Nous ne visons pas ici à faire le bilan ou le décompte de la santé politique du pays. Néanmoins, Le Quotidien ne peut s’empêcher de rendre hommage aux équipes de personnes qui chacune à son niveau, ont permis au Sénégal de se distinguer dans le bon sens dans le marasme régional, et aux Sénégalais de garder le sourire et leur sens de l’humour, même quand ils sont convaincus que «deuk bi dafa macky».
C’est cet optimisme que nous souhaitons voir renforcé, parce que mieux à même de nous conduire au dépassement. Les médecins qui, par leur travail, ont pu éviter d’ajouter ce pays sur la liste des pays affectés par Ebola ont accompli un travail remarquable.
Sans doute que le commun des Sénégalais s’en rendra compte difficilement, mais à partir du moment où un cas s’était manifesté dans le pays, importé ou pas, tout devenait possible.
Une mauvaise riposte, et les choses pouvaient déborder. Malgré les nombreuses lacunes de nos structures médicales, que l’on ne se gêne jamais de relever, le corps médical sénégalais a fait montre de maîtrise et d’expertise pour nous aider à contenir Ebola. Et la volonté politique qui l’a accompagné, doit être saluée.

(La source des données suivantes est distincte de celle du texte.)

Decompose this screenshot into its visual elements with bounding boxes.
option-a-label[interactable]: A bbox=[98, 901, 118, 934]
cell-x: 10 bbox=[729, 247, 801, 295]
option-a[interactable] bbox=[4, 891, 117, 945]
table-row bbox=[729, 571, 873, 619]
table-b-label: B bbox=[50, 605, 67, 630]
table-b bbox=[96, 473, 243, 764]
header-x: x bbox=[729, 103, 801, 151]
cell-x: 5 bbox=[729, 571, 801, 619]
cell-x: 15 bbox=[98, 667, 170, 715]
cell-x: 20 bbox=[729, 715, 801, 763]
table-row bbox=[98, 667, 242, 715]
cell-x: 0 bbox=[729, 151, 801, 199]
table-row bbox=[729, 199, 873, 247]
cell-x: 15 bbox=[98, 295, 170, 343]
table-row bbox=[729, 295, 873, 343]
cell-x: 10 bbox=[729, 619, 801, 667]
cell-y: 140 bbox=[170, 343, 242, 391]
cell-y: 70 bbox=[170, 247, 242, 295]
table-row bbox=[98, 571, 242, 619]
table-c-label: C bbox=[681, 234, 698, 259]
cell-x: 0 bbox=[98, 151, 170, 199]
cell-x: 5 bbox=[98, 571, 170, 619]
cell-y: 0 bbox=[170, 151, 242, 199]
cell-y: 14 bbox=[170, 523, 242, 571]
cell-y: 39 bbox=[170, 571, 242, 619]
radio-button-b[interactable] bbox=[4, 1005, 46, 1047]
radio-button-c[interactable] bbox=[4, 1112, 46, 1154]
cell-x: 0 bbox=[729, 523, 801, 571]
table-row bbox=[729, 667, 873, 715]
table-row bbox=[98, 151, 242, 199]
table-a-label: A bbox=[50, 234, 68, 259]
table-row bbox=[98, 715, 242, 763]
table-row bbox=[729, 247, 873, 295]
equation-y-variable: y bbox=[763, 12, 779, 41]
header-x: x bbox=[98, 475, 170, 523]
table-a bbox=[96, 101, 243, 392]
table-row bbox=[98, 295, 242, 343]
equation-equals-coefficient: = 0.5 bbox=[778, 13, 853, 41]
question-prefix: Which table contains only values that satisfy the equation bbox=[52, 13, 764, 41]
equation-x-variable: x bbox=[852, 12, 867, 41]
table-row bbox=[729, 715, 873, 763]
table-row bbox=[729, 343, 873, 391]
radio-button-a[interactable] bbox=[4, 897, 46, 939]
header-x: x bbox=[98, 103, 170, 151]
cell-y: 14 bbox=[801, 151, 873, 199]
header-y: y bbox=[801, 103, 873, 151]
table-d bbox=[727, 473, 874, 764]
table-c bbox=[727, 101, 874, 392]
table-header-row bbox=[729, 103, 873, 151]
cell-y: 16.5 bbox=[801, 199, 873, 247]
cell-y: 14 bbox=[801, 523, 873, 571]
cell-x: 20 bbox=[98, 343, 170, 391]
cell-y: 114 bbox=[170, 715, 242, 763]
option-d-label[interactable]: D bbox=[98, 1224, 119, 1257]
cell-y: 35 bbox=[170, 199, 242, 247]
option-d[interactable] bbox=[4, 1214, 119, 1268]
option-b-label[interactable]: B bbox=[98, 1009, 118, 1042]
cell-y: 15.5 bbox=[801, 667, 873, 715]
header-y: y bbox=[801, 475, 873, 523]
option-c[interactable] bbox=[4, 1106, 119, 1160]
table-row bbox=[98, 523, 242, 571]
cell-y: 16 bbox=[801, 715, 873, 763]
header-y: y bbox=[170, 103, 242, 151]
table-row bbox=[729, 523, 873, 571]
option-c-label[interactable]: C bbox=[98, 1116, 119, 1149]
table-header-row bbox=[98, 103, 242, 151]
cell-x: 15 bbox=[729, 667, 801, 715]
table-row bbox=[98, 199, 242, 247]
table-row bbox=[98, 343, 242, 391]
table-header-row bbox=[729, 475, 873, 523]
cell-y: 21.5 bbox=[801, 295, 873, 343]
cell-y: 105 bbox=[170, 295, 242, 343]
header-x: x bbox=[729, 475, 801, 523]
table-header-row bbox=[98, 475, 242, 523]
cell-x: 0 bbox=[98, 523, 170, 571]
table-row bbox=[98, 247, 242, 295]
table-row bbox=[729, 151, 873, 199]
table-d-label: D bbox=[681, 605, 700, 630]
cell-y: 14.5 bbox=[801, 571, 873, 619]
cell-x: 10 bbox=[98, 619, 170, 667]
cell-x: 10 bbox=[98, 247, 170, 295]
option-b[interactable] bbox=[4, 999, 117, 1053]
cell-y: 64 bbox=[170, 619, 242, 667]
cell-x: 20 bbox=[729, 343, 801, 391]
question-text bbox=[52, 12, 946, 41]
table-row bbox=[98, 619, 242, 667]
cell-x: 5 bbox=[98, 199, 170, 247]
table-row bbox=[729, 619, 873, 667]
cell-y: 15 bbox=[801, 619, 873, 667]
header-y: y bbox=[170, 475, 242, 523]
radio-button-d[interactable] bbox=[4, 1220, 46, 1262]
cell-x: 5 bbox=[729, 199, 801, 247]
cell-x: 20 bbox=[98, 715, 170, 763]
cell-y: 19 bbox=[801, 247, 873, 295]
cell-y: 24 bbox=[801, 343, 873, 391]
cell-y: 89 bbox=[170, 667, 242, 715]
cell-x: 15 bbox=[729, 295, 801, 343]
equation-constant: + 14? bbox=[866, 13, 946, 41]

En cette période de vœux de fin d’année, alors que le Président de la République va exprimer les siennes ce soir, Le Quotidien souhaite que se multiplie, dans tous les corps de la société, le type de volonté et d’engagement qui a permis de vaincre Ebola au Sénégal.
Les dirigeants politiques actuels, à la suite des différents régimes qui les ont précédés, aiment à nous vanter leurs réalisations dans le domaine des infrastructures, ou nous faire rêver avec des promesses de croissance économique à deux chiffres dans un horizon très proche.
Oubliant que le débat est ailleurs dans ce pays. A quoi servirait-il de promettre des taux de croissance à deux chiffres, de faire rêver des kilomètres de bitume ou de faire miroiter le mirage d’un chemin de fer plus rutilant que celui que Lat Dior n’a pu arrêter, si les comportements et les mentalités poussent au laxisme, à la triche et au favoritisme ?
Le président de la République va prononcer ce soir devant la Nation ses vœux de fin d’année. Souhaitons qu’il puisse y inclure pour 2015, la fin de l’insipide et peu honorable feuilleton qui se joue au Palais de justice de Dakar, ainsi qu’une année académique sans aucune perturbation ni surtout, aucun mort ou blessé, et enfin, une véritable sortie de crise dans la Casamance. S’il réussit cela, s’il réitère les mêmes efforts que contre Ebola, nous pourrons alors, pour 2016, rêver de la lune.